A reconciliation of the beginning and ending amounts of unrecognized tax benefits is as follows:
(in thousands)202320222021
Balance at beginning of year$19,621 $19,501 $23,237 
Additions based on tax positions related to the current year2,584 1,475 2,196 
Additions for tax positions of prior years1,752 89 156 
Reductions for tax positions for prior years(70)(523)(733)
Reduction for lapse in statute of limitations(2,713)(921)(2,843)
Settlements(647)— (2,512)
Balance at end of year$20,527 $19,621 $19,501 
The amount of gross unrecognized tax benefits, including interest and penalties, as of December 31, 2023 and 2022 was approximately $22 million and $21 million, respectively, of which approximately $20 million and $19 million, respectively, if recognized, would affect the effective tax rate.
During the tax years ended December 31, 2023, 2022 and 2021, we paid, received refunds, or accrued insignificant interest and penalties. We recognize potential interest and penalties related to unrecognized tax benefits as a component of income tax expense.

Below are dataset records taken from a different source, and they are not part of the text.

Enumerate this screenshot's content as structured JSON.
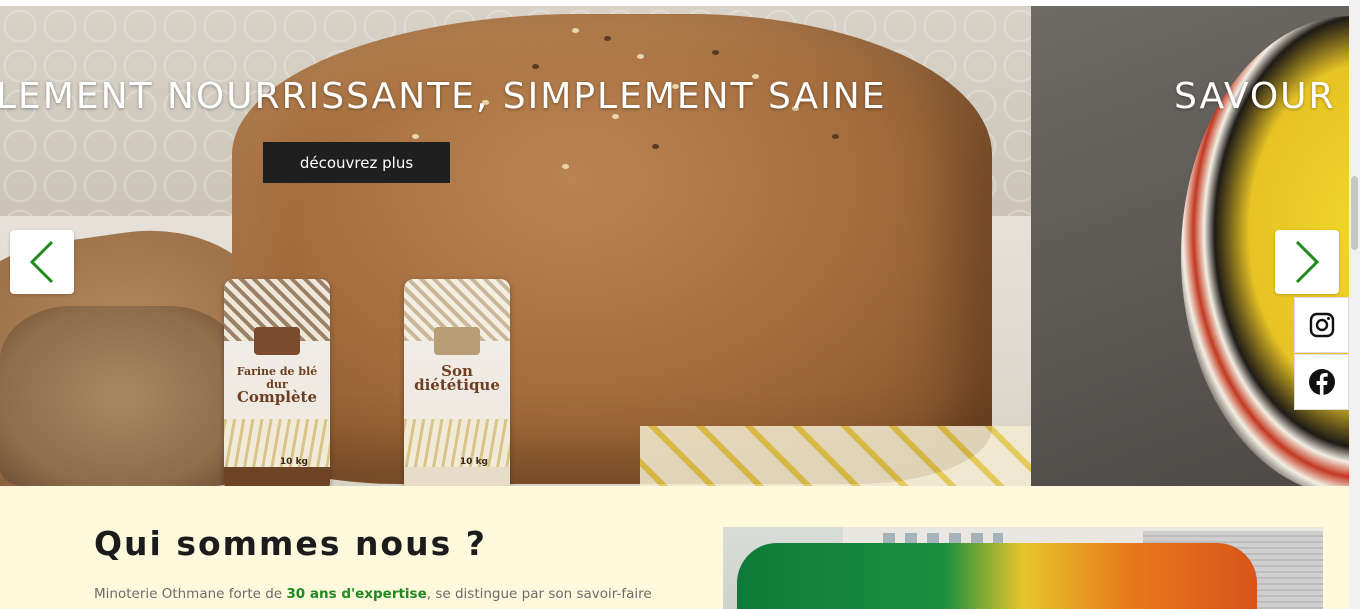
{
  "hero": {
    "slides": [
      {
        "headline": "LEMENT NOURRISSANTE, SIMPLEMENT SAINE",
        "cta_label": "découvrez plus"
      },
      {
        "headline": "SAVOUR"
      }
    ],
    "products": [
      {
        "line1": "Farine de blé dur",
        "line2": "Complète",
        "weight": "10 kg"
      },
      {
        "line1": "Son",
        "line2": "diététique",
        "weight": "10 kg"
      }
    ],
    "prev_icon": "chevron-left-icon",
    "next_icon": "chevron-right-icon",
    "arrow_color": "#1f8a1f"
  },
  "social": [
    {
      "name": "instagram-icon"
    },
    {
      "name": "facebook-icon"
    }
  ],
  "about": {
    "title": "Qui sommes nous ?",
    "text_before": "Minoterie Othmane forte de ",
    "text_highlight": "30 ans d'expertise",
    "text_after": ", se distingue par son savoir-faire"
  },
  "colors": {
    "accent_green": "#1f8a1f",
    "section_bg": "#fef8dd",
    "button_bg": "#1f1f1f"
  }
}
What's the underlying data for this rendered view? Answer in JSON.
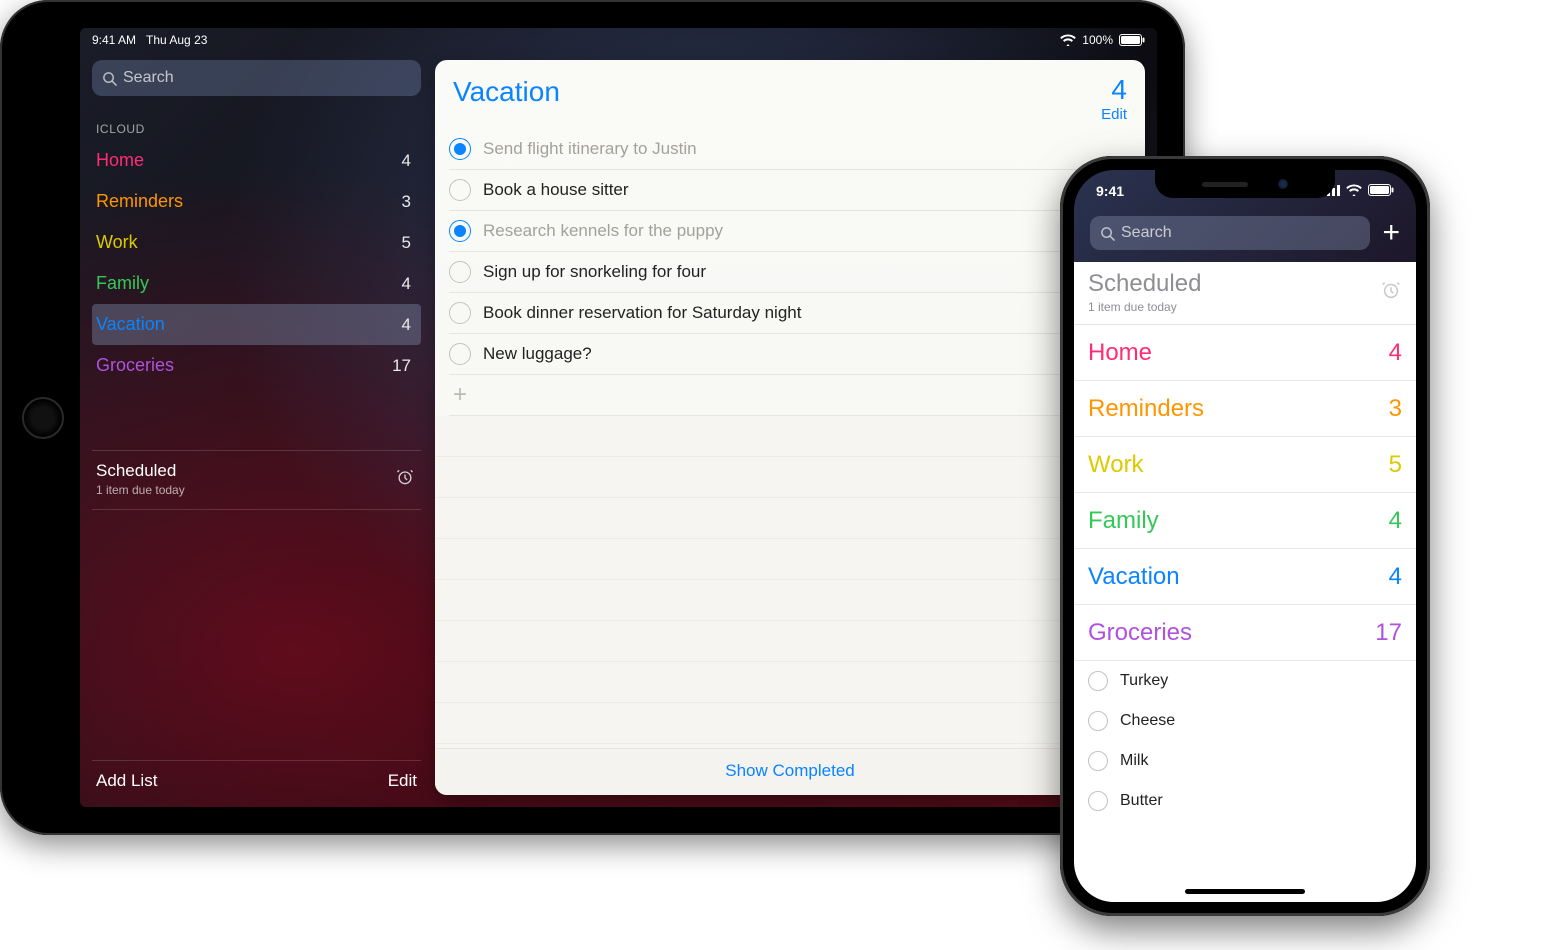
{
  "ipad": {
    "status": {
      "time": "9:41 AM",
      "date": "Thu Aug 23",
      "battery": "100%"
    },
    "search": {
      "placeholder": "Search"
    },
    "section_label": "ICLOUD",
    "lists": [
      {
        "name": "Home",
        "count": 4,
        "color": "c-pink",
        "selected": false
      },
      {
        "name": "Reminders",
        "count": 3,
        "color": "c-orange",
        "selected": false
      },
      {
        "name": "Work",
        "count": 5,
        "color": "c-yellow",
        "selected": false
      },
      {
        "name": "Family",
        "count": 4,
        "color": "c-green",
        "selected": false
      },
      {
        "name": "Vacation",
        "count": 4,
        "color": "c-blue",
        "selected": true
      },
      {
        "name": "Groceries",
        "count": 17,
        "color": "c-purple",
        "selected": false
      }
    ],
    "scheduled": {
      "title": "Scheduled",
      "subtitle": "1 item due today"
    },
    "footer": {
      "add": "Add List",
      "edit": "Edit"
    },
    "detail": {
      "title": "Vacation",
      "count": 4,
      "edit": "Edit",
      "tasks": [
        {
          "label": "Send flight itinerary to Justin",
          "checked": true
        },
        {
          "label": "Book a house sitter",
          "checked": false
        },
        {
          "label": "Research kennels for the puppy",
          "checked": true
        },
        {
          "label": "Sign up for snorkeling for four",
          "checked": false
        },
        {
          "label": "Book dinner reservation for Saturday night",
          "checked": false
        },
        {
          "label": "New luggage?",
          "checked": false
        }
      ],
      "show_completed": "Show Completed"
    }
  },
  "iphone": {
    "status": {
      "time": "9:41"
    },
    "search": {
      "placeholder": "Search"
    },
    "scheduled": {
      "title": "Scheduled",
      "subtitle": "1 item due today"
    },
    "lists": [
      {
        "name": "Home",
        "count": 4,
        "color": "c-pink"
      },
      {
        "name": "Reminders",
        "count": 3,
        "color": "c-orange"
      },
      {
        "name": "Work",
        "count": 5,
        "color": "c-yellow"
      },
      {
        "name": "Family",
        "count": 4,
        "color": "c-green"
      },
      {
        "name": "Vacation",
        "count": 4,
        "color": "c-blue"
      },
      {
        "name": "Groceries",
        "count": 17,
        "color": "c-purple"
      }
    ],
    "groceries": [
      "Turkey",
      "Cheese",
      "Milk",
      "Butter"
    ]
  }
}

As of December 31, 2023, we estimate that we have an outside basis difference in certain foreign subsidiaries of approximately $1.2 billion, which includes the cumulative undistributed earnings from our foreign subsidiaries. We continue to be indefinitely reinvested in this outside basis difference. Determining the amount of net unrecognized deferred tax liability related to any additional outside basis difference in these entities is not practicable. This is due to the complexities associated with the calculation to determine residual taxes on the undistributed earnings, including the availability of foreign tax credits, applicability of any additional local withholding tax and other indirect tax consequences that may arise due to the distribution of these earnings.
In 2023, certain countries have enacted legislation and implemented policies resulting from the Organization for Economic Co-operation and Development’s (“OECD”) Anti-Base Erosion and Profit Shifting project under Pillar Two, which establishes a global 15% per-country minimum tax. The rules are applicable for fiscal years starting on or
after December 31, 2023. We estimate an immaterial impact to the tax provision related to the Pillar Two legislation in 2024 and will continue to monitor implementation in the countries in which we operate.